Résumé exécutif
Une question épidémiologique critique. La maladie à virus Ebola se transmet par contact physique direct avec une personne symptomatique infectée par le virus (par exemple par le biais d'un patient soigné ou salué par contact physique). Les corps des personnes décédées de la maladie à virus Ebola peuvent également présenter un risque pour ceux qui les touchent (lors de la toilette mortuaire ou de la manipulation du cadavre). Les femmes sont particulièrement exposées en raison de leur rôle auprès des malades ou des défunts, ainsi que les plus proches parents du même sexe que le défunt s'ils ont effectué eux-mêmes la toilette mortuaire. Les gestes qui ont pu avoir lieu dans le cadre familial doivent être connus des épidémiologistes afin d'identifier les contacts les plus à risque.
Impliquer les familles plutôt que de les contourner devrait être un principe directeur d'action, particulièrement pour désamorcer la suspicion envers la réponse. Empêcher la famille de voir le corps est perçu comme un acte suspect (suscisant des craintes de prélèvement d'organes ou d'enlèvement), interprété à la lumière d'une longue histoire d'extraction et d'abandon. Permettre aux membres de la famille d'inspecter visuellement le corps du défunt tout en maintenant des distances de sécurité, prendre le temps de consulter les familles pour expliquer la situation, et mobiliser les chefs religieux et coutumiers sont des mesures concrètes qui peuvent réduire les frictions autour des funérailles.

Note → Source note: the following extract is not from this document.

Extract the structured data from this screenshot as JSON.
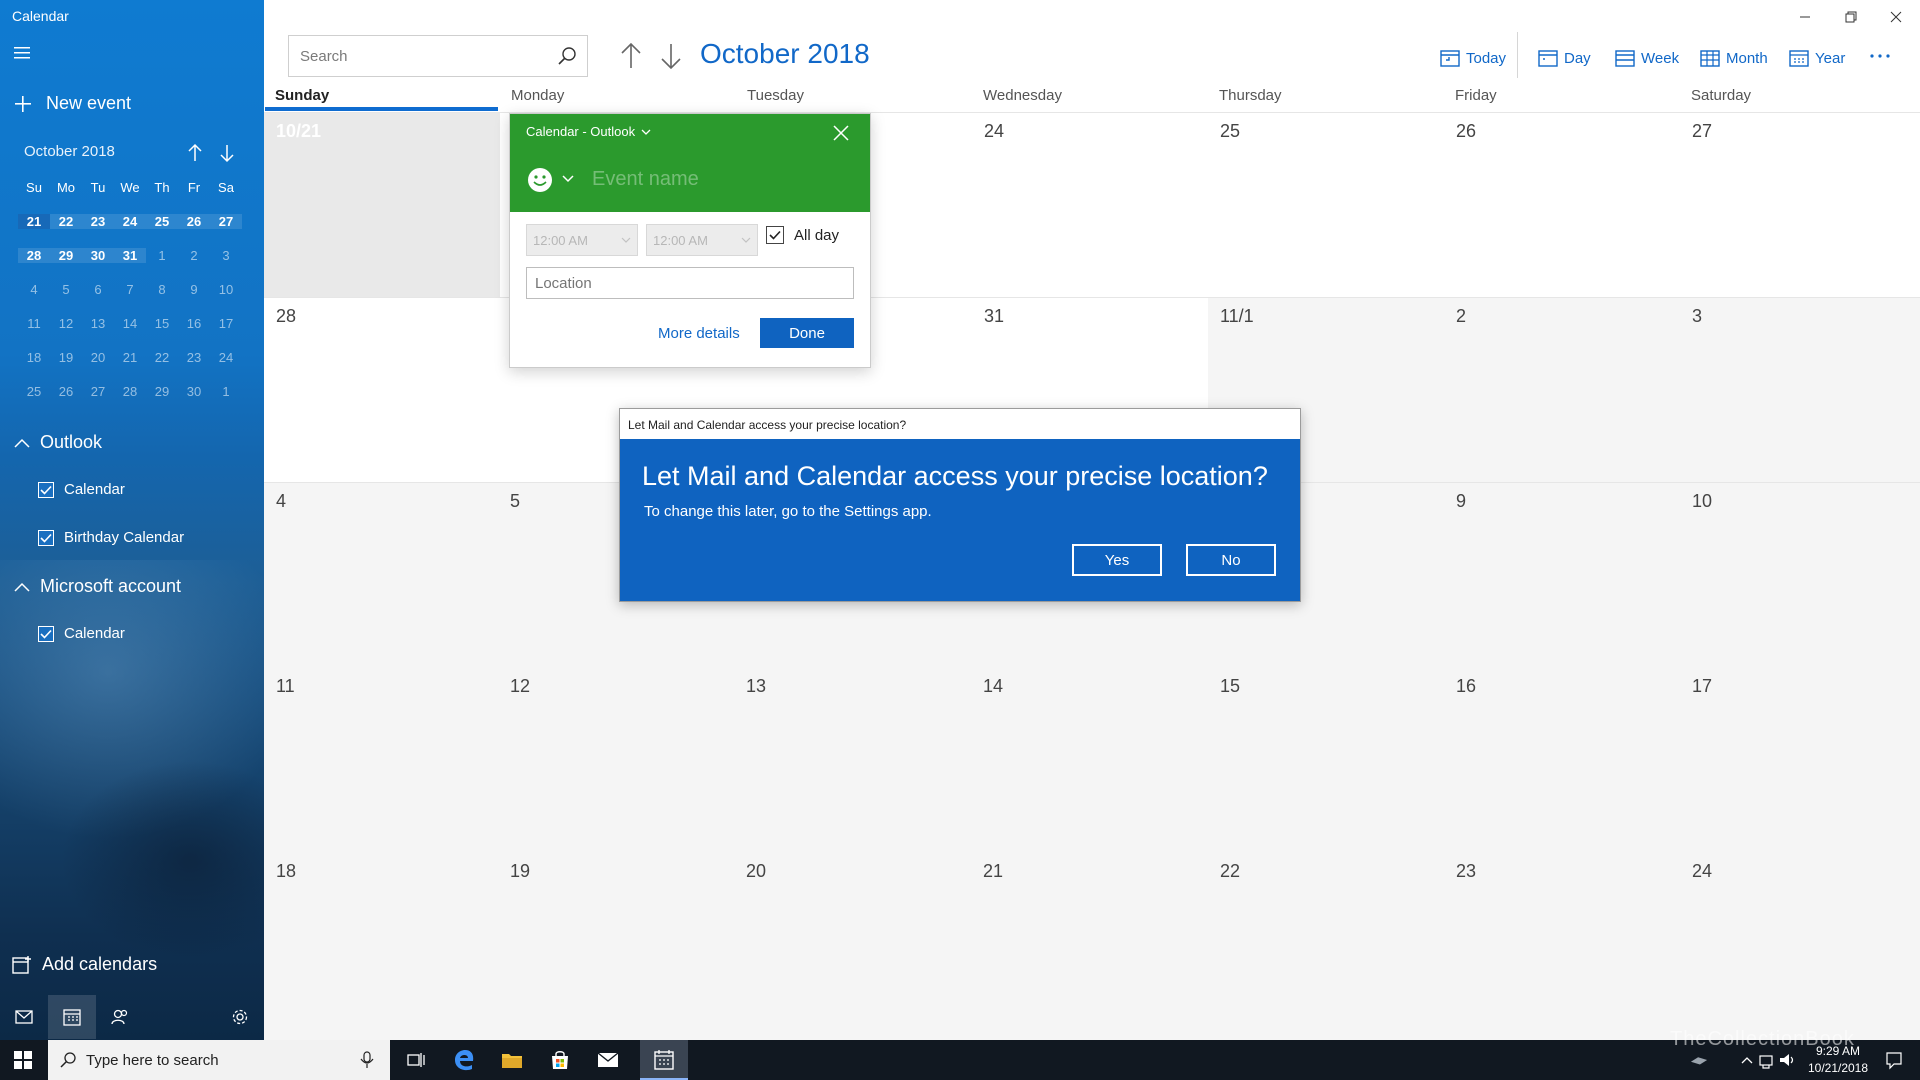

Considérations locales méritent d'être connus et anticipés, particulièrement en ce qui concerne le transport des corps qui, bien qu'interdit lors d'une épidémie d'Ebola, peut se poursuivre clandestinement. Les visites aux malades graves et les salutations impliquant un contact physique direct doivent être reconnues, explicitement découragées, et décrites comme des situations à risque de transmission potentiellement élevé pour les visiteurs et leur entourage.
Recommandations
- Expliquez aux familles l'importance de prévenir la contamination lors de l'inhumation et présentez les adaptations du protocole qui concilient biosécurité et impératifs sociaux.

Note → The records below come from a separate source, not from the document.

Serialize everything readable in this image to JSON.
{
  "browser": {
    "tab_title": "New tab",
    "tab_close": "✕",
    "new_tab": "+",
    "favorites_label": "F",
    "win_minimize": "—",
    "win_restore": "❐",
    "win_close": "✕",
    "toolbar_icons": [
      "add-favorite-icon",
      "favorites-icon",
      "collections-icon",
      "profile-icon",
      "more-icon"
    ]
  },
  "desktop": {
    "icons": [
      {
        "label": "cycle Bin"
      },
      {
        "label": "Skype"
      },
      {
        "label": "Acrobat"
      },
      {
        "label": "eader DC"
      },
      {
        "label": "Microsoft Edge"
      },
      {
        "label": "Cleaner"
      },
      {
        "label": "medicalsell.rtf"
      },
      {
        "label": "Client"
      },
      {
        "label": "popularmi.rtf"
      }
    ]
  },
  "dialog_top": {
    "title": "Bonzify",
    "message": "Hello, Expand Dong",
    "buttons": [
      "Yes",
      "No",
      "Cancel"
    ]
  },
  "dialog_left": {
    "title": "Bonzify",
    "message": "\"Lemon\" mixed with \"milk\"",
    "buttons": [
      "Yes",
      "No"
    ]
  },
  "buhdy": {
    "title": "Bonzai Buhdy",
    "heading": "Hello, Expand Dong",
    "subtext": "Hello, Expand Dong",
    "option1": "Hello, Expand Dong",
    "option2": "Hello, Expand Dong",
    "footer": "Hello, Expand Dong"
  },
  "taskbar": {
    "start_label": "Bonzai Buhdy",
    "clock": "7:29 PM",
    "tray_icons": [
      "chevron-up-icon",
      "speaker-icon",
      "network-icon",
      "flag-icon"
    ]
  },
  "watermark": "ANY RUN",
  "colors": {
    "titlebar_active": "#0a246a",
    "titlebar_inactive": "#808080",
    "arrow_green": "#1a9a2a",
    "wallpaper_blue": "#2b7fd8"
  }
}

- Impliquez les familles en deuil à chaque étape du processus et identifiez des porte-parole reconnus comme tels par l’ensemble de la famille. Respectez autant que possible les souhaits de la famille (vêtements du défunt, lieu de sépulture, etc.) et expliquez les raisons pour lesquelles une demande particulière ne peut être satisfaite si elle présente un risque épidémiologique.
- Soyez conscient des pratiques de transmission les plus risquées (avant et après la mort) et de l'identité de ceux qui les ont réalisées, afin de transmettre ces informations aux épidémiologistes.
- Identifier à l'avance les sépultures les plus potentiellement conflictuelles en raison de conflits préexistants au sein de la famille sans lien avec Ebola (prix de la dot, héritage, rivalités) ou du statut social du défunt (personne influente).
- La réaction diffère selon qu'il s'agit du premier cas dans la famille ou d'un cas qui s'inscrit dans une chaîne de transmission plus longue.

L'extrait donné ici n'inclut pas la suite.